L'ULTIMA FRONTIERA. Cina, la sfida va in orbita Via alla stazione spaziale
La Cina va nello spazio. Oggi, poco dopo le 21 locali (le 14 in Italia), la Cina lancerà dalla base di Jiuquan, nel deserto del Gobi, il prototipo della sua prima stazione spaziale denominata Tiangong- 1 (Palazzo celeste- 1). A metterla in orbita con le sue otto tonnellate di peso, l’ultima versione del Lunga Marcia, il razzo che per i cinesi è sinonimo di conquista dello spazio, la 2FT1. Nella navicella, senza uomini a bordo, si terranno esperimenti che serviranno in previsione della futura messa in orbita di una stazione spaziale permanente, piattaforma per ulteriori esplorazioni spaziali.
La prova del fuoco per l’insieme dell’esperimento sarà l’aggancio con una navicella Shenzhou, che sarà lanciata tra qualche settimana. «Scopo principale della missione del Tiangong-1 è tentare l’avvicinamento e l’aggancio tra i due navi spaziali», ha confermato un portavoce cinese, aggiungendo che questo servirà «ad accumulare esperienza nello sviluppo di una stazione spaziale». Non a caso per il suo avvio è stata scelta una data celebrativa, a due giorni dalle celebrazioni del 62° anniversario della fondazione della Repubblica popolare cinese. Comunque andranno le cose, quello di oggi non è un evento vuoto di senso e di prospettive. La Tiangong-1 inaugura infatti una nuova fase della corsa cinese allo spazio.

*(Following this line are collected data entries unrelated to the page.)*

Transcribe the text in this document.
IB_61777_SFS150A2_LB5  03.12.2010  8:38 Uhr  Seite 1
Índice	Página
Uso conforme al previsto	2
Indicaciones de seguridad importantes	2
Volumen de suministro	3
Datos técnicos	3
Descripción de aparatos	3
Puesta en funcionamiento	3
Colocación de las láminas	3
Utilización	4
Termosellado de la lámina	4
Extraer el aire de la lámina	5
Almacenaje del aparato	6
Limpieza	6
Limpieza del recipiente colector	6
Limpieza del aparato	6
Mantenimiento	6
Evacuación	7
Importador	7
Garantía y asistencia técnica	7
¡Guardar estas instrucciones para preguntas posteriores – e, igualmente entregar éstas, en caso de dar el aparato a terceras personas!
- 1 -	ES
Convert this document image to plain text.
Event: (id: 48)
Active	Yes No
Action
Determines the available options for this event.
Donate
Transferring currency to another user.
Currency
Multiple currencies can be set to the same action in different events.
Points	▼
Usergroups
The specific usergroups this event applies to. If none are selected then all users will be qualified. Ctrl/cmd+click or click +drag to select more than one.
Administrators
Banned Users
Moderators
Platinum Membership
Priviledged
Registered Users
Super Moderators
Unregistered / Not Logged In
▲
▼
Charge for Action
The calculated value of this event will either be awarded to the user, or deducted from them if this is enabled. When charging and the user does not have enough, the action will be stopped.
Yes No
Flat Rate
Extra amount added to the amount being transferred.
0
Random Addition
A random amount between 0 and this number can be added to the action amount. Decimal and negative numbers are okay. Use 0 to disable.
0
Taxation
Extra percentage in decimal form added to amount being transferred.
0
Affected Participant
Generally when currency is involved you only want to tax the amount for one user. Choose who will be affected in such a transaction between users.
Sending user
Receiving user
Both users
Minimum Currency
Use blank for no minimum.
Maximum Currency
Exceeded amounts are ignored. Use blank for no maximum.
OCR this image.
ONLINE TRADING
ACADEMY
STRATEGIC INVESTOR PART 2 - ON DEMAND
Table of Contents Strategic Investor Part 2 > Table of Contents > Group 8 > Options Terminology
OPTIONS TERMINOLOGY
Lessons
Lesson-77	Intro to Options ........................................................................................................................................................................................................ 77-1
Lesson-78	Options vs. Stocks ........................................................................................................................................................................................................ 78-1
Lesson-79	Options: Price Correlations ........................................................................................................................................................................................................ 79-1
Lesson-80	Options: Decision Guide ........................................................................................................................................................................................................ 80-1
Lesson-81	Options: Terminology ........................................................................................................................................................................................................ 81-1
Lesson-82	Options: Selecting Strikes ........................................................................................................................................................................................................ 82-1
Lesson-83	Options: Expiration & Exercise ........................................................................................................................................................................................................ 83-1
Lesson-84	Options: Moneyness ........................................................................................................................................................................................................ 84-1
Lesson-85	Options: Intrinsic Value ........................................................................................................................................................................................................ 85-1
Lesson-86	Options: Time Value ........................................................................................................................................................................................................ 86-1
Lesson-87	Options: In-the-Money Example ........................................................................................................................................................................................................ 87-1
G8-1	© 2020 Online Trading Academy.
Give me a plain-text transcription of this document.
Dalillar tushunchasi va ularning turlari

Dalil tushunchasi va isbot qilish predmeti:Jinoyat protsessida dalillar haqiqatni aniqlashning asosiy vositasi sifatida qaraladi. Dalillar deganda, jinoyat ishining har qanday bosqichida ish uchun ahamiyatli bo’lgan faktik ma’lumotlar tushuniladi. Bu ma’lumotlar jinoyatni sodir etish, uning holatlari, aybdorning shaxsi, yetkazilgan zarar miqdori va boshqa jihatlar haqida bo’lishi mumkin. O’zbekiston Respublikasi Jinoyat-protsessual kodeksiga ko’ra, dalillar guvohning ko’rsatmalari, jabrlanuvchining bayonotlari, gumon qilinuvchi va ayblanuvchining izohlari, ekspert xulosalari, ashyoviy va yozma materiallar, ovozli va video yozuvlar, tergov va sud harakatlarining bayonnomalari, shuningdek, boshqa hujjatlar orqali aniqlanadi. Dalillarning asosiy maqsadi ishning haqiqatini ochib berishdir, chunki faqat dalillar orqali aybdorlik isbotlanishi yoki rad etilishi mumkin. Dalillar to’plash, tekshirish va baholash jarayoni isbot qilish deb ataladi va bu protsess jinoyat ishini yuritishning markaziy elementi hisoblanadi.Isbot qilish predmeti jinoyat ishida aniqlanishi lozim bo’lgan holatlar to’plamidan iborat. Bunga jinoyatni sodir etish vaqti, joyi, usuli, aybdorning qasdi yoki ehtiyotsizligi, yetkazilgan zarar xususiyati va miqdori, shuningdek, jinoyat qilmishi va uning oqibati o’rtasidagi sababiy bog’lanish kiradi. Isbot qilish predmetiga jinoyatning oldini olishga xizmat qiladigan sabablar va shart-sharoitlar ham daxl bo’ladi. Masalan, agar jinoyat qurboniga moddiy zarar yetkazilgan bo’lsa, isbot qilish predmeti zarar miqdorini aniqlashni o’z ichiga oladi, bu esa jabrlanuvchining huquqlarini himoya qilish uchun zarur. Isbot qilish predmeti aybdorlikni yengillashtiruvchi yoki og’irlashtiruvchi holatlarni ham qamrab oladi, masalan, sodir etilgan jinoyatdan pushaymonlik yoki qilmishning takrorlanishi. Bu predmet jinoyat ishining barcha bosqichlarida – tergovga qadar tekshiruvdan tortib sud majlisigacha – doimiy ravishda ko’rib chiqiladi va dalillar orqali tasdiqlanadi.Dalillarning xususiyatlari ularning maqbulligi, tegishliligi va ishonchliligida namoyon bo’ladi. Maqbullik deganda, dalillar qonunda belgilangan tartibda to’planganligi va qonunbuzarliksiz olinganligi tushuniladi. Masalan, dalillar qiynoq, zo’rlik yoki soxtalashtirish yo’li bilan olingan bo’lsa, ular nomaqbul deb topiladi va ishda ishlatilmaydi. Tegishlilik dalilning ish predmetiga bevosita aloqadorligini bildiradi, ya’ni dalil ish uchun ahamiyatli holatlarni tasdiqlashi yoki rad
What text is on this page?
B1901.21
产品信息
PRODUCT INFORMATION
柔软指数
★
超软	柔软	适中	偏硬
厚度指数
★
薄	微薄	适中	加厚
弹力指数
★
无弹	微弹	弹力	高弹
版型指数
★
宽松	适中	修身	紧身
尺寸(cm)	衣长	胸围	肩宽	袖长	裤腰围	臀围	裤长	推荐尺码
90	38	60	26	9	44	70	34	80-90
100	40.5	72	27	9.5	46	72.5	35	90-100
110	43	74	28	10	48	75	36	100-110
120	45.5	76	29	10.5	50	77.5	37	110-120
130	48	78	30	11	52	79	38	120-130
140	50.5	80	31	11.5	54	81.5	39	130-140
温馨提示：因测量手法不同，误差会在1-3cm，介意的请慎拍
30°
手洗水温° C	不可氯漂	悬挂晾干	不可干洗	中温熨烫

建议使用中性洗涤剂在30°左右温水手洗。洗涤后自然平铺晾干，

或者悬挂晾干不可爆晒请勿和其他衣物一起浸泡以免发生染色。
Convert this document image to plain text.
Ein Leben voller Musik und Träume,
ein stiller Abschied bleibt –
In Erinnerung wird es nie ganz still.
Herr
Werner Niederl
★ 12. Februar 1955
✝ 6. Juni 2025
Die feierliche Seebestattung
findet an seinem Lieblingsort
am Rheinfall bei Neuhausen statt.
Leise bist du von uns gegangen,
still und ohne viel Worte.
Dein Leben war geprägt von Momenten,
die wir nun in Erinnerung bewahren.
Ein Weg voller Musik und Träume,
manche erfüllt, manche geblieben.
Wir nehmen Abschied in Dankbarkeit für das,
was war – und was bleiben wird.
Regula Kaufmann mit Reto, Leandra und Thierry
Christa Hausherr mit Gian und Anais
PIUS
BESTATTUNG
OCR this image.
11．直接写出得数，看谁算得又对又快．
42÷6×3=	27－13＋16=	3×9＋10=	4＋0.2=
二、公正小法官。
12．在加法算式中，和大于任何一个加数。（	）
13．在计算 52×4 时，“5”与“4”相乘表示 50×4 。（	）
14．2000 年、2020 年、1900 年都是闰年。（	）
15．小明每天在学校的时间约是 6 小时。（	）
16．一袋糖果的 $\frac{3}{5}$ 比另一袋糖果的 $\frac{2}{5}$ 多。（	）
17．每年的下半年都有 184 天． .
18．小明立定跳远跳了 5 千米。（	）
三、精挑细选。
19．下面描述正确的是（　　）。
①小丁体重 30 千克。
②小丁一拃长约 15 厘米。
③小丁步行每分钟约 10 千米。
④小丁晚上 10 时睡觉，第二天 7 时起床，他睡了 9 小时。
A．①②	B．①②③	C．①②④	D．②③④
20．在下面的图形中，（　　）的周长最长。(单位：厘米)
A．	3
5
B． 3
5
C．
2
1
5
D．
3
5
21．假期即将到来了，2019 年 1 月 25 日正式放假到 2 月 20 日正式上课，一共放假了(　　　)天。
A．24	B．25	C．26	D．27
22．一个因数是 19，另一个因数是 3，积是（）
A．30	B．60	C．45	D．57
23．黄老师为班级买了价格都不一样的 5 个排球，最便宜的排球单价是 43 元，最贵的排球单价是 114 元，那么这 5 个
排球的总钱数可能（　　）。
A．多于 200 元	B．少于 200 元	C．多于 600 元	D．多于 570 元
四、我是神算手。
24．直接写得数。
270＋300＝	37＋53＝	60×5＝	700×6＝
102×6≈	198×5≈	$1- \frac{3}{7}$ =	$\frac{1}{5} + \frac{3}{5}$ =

Una corsa che è destinata a proseguire e – se non interverranno fattori al momento imponderabile – a sopravanzare di slancio ogni altro blasonato protagonista dell’avventura umana nello spazio. Certamente un passo essenziale per avvicinare ulteriormente la nuova potenza emergente a Stati Uniti e Russia nel campo delle stazioni permanenti orbitali, avamposti per ulteriori sviluppi dell’esplorazione extraterrestre. La Cina, i cui capitali drenati nell’immensità della sua geografa e delle sue ri- sorse, nell’aggressività dei suoi investimenti e del suo export ma anche tra le pieghe del suo sviluppo negato ancora a oltre metà della popolazione e di tutele sconosciute ai più, ha oggi una nuova frontiera verso cui indirizzare nazionalismo, consenso e capitali. Terzo Paese ad avere mandato uomini nello spazio, nel 2003 e nel 2005, la Cina ha lanciato due missioni orbitali verso la Luna nel 2007 e nel 2010 e proprio il nostro satellite sembra essere la sua meta più prossima, associata o disgiunta, non è ancora chiaro, dalla base permanente in orbita terrestre.
L’atterraggio di un’astronave senza pilota con il parcheggio di un veicolo sul suolo lunare nel 2012 e una missione per raccogliere campioni dalla superficie entro il 2017 dovrebbe precedere una missione umana sul nostro satellite tra il 2020 e il 2025. Il rilancio appena annunciato dalla Nasa delle missioni umane verso la Luna attorno al 2020, ma anche verso gli Asteroidi e Marte entro il 2030, che solleva enormi problemi di finanziamento, potrebbero servire da ulteriore stimolo alle ambizioni cinesi che non solo hanno il sostegno della leadership, ma anche una forte accettazione popolare. A dimostrazione della stagnazione della tecnologia aerospaziale di una Russia che ha deciso di abbandonare al momento attività con astronauti, è il fallimento, ieri, del lancio di un nuovo missile balistico intercontinentale, precipitato poco dopo il lancio dal cosmodromo russo di Plesetsk. Prestigio e ricadute scientifiche a parte, a inquietare i concorrenti sono anche le «potenziali applicazioni militari della tecnologia spaziale della potenza asiatica», dopo che nel gennaio 2007 un missile lanciato dal suolo cinese ha distrutto un satellite meteorologico in orbita.